1re décision – Canadian Security Intelligence Service Act. Re, 2008 CF 301 (F.C.)

Le Directeur du Service canadien de renseignement de sécurité (ci-après SCRS) peut, conformément à l’article 21 de la Loi, demander à la Cour fédérale de décerner un mandat s’il a des motifs raisonnables de croire que le mandat est nécessaire pour permettre au SCRS d’enquêter sur des menaces envers la sécurité du Canada ou d’exercer les fonctions qui lui sont conférées en vertu de l’article 16 de la Loi. En l’espèce, le SCRS désirait obtenir un mandat  dans le but notamment d’installer, entretenir ou enlever tout objet à l’extérieur du Canada. En d’autres termes, il s’agissait de déterminer si la Cour pouvait décerner le mandat extraterritorial demandé.

Afin de répondre à la question susmentionnée, la Cour a raisonné sous deux angles. Dans un premier temps, suivant des principes d’interprétation juridique reconnus[1], elle s’est demandé quelle était l’intention du législateur au moment de l’adoption des dispositions légales litigieuses. Ayant considéré les éléments de preuve qu’elle avait en sa possession, la Cour a jugé que l’origine du texte législatif ne démontrait pas une intention claire du législateur quant à la portée extraterritoriale des activités du SCRS dans un pays autre que le Canada et, en particulier, concernant le rôle de la Cour dans l’autorisation de telles activités[2].

Dans un deuxième temps, la Cour a énoncé que relativement à l’interprétation de dispositions législatives applicables, dans le cas de l’utilisation de méthodes d’enquête dans un autre pays que le Canada, la Cour suprême enseigne que les principes de droit international doivent être pris en considération[3]. Ainsi donc, la Cour a considéré le principe coutumier de l’égalité souveraine selon lequel les États tiers ne peuvent s’immiscer dans les affaires d’un État souverain pour finalement conclure son raisonnement par un passage de l’arrêt Hape :

À mon avis, conformément à la tradition de la common law, il appert que la doctrine de l’adoption s’applique au Canada et que les règles prohibitives du droit international coutumier devraient s’incorporer au droit interne sauf disposition législative contraire.
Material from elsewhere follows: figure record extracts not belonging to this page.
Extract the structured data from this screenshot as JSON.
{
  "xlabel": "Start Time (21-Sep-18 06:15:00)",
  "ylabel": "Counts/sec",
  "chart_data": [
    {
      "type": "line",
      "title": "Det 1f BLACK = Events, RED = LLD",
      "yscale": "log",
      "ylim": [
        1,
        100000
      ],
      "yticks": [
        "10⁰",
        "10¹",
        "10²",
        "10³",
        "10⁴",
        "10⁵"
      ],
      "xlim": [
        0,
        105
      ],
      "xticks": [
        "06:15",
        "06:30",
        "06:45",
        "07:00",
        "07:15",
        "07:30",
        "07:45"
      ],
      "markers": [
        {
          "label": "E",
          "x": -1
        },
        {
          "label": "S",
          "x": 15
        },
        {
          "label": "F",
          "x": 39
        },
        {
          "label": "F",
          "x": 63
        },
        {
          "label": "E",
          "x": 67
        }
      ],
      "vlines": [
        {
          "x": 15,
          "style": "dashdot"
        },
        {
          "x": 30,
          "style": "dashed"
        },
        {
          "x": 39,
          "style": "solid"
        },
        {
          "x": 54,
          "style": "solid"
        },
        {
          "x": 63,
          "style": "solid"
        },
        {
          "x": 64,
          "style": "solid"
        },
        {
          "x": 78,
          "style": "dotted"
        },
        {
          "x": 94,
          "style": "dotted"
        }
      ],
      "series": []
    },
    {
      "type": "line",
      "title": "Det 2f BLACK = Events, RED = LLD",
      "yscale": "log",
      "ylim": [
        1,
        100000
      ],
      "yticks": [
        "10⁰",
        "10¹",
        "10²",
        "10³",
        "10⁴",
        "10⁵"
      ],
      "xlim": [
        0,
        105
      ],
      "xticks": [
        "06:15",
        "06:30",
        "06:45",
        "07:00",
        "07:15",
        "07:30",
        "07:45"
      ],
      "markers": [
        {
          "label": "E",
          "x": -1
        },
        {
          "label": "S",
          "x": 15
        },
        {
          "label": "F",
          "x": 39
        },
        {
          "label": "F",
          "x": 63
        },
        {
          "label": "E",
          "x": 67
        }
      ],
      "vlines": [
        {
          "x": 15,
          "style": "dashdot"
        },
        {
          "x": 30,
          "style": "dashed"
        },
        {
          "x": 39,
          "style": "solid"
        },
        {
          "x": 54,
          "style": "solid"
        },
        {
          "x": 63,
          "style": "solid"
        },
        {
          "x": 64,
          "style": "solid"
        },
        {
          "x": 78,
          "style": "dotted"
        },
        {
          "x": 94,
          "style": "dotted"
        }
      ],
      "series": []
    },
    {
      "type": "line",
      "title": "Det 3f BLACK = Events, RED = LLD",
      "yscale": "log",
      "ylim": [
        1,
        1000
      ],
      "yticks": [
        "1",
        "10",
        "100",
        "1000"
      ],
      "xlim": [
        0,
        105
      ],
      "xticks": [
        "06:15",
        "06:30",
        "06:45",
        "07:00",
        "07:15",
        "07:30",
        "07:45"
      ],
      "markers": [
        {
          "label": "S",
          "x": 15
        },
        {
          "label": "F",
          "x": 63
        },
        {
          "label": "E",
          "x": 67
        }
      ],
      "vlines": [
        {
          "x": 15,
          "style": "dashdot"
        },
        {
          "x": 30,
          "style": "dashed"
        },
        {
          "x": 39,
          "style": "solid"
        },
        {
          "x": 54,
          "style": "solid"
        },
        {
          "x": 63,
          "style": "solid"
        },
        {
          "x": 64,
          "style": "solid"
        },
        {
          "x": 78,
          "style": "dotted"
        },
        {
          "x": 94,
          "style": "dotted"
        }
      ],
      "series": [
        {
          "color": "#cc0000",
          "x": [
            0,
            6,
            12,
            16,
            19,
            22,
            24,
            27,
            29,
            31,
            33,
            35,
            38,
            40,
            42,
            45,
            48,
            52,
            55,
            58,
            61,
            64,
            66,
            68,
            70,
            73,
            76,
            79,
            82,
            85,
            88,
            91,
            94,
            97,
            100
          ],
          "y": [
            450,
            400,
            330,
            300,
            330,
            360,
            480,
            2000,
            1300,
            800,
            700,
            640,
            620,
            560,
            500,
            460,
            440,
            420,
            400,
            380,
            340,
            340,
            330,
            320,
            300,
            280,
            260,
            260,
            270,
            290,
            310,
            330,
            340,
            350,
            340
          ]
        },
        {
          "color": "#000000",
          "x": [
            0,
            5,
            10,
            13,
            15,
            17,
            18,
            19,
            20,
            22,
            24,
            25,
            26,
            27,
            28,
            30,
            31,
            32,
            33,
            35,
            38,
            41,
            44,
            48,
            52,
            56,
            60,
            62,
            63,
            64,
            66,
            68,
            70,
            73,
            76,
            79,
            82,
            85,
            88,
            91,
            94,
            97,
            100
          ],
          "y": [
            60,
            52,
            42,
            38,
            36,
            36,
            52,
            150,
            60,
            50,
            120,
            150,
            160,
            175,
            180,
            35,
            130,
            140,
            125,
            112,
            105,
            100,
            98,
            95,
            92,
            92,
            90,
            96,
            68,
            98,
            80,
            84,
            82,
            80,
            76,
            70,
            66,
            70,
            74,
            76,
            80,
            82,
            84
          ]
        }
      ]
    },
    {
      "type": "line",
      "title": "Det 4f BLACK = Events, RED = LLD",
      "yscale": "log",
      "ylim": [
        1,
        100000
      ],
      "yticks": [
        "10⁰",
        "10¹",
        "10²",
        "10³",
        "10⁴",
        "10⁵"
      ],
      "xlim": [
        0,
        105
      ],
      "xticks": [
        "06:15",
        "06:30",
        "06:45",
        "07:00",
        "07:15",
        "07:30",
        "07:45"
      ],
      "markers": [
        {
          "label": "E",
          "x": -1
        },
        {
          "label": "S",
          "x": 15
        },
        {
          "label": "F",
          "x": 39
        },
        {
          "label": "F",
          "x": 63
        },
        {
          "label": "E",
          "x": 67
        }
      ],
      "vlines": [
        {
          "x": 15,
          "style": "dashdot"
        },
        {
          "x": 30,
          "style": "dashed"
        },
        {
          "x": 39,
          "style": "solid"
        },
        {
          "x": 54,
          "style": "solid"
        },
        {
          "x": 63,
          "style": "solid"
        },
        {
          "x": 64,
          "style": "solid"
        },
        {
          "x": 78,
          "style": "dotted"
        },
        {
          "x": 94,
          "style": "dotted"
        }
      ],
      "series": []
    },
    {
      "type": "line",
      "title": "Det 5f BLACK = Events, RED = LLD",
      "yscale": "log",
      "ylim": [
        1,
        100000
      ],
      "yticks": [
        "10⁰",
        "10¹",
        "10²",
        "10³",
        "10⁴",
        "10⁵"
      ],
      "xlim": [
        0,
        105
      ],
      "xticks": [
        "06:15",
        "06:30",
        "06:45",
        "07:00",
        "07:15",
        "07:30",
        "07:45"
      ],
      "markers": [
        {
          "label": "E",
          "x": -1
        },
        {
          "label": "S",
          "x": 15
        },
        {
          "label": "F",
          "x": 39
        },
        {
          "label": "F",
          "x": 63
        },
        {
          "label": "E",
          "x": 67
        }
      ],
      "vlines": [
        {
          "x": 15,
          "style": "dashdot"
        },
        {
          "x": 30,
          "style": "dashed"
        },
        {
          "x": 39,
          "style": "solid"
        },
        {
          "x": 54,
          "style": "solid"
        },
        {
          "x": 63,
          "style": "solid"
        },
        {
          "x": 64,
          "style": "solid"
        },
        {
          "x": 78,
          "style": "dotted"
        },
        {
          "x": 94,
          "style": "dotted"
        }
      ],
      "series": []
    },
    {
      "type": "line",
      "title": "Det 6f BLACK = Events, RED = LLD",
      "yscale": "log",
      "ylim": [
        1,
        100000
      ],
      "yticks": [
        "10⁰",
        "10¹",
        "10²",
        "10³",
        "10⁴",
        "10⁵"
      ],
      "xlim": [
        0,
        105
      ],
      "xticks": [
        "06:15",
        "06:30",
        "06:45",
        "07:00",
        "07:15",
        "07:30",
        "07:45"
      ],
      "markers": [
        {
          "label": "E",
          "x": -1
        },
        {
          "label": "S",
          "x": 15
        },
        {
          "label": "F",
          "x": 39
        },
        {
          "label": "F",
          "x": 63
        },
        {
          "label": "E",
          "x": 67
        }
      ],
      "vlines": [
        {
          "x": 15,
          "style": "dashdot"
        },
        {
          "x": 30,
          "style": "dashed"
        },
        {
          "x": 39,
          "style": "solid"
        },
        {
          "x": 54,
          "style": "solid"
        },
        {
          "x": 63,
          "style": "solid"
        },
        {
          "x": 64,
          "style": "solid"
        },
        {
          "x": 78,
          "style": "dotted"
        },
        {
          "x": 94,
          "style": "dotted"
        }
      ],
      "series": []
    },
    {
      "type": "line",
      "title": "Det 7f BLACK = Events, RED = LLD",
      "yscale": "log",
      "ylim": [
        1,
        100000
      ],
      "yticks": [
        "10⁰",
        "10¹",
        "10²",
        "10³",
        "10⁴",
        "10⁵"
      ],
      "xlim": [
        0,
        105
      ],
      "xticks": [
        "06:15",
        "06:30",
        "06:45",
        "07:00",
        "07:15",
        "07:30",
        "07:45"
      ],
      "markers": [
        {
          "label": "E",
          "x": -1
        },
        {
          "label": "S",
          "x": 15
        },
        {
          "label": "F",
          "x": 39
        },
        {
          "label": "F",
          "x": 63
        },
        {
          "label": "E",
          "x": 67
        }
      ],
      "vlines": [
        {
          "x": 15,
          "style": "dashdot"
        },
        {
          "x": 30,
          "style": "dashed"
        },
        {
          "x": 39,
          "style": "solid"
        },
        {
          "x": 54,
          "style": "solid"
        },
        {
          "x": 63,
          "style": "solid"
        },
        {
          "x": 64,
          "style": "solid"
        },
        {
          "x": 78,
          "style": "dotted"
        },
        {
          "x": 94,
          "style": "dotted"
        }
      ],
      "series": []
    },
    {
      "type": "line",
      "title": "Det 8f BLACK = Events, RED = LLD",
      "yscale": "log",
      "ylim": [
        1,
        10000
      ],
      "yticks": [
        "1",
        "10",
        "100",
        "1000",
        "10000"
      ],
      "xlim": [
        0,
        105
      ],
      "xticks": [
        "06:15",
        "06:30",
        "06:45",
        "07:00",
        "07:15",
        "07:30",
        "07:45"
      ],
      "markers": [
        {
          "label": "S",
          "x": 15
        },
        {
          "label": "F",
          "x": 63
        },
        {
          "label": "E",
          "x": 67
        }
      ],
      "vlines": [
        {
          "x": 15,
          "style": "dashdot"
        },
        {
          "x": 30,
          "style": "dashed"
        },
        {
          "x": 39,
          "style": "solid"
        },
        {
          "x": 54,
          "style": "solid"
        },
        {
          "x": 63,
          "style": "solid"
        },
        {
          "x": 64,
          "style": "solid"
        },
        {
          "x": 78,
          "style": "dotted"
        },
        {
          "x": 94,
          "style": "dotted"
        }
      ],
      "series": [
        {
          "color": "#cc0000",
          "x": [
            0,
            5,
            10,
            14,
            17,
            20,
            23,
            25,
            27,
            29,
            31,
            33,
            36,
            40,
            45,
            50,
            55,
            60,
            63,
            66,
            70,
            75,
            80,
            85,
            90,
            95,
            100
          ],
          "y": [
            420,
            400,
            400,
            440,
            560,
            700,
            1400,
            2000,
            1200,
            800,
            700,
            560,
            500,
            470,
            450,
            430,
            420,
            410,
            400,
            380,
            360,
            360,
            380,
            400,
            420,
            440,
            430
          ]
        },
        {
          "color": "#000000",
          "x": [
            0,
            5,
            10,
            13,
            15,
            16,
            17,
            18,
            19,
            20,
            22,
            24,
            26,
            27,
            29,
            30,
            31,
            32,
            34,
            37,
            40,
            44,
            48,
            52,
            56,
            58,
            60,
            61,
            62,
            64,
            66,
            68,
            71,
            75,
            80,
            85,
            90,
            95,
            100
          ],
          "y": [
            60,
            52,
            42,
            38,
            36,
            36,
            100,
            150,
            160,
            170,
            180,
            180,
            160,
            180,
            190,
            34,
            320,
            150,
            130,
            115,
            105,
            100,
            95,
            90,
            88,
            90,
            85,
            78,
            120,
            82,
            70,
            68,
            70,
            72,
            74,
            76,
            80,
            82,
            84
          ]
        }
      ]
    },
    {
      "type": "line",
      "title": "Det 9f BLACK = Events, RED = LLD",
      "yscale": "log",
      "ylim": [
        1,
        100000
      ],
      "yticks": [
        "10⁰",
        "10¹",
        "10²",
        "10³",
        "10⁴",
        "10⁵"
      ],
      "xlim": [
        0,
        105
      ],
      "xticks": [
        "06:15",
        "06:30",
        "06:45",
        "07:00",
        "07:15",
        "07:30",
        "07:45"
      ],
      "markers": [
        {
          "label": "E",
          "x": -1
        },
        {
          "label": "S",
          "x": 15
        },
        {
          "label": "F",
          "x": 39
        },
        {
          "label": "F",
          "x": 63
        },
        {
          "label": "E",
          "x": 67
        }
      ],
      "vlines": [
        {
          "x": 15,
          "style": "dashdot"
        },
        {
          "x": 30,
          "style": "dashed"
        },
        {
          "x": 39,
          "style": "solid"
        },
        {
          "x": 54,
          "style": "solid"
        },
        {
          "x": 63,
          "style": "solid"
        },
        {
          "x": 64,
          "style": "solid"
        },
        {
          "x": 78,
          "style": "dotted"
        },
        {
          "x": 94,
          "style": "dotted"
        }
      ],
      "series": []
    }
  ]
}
L’incorporation automatique des règles prohibitives du droit international coutumier se justifie par le fait que la coutume internationale, en tant que droit des nations, constitue également le droit du Canada à moins que, dans l’exercice légitime de sa souveraineté, celui-ci ne déclare son droit interne incompatible. La souveraineté du Parlement permet au législateur de contrevenir au droit international, mais seulement expressément. Si la dérogation n’est pas expresse, le tribunal peut alors tenir compte des règles prohibitives du droit international coutumier pour interpréter le droit canadien et élaborer la common law[4].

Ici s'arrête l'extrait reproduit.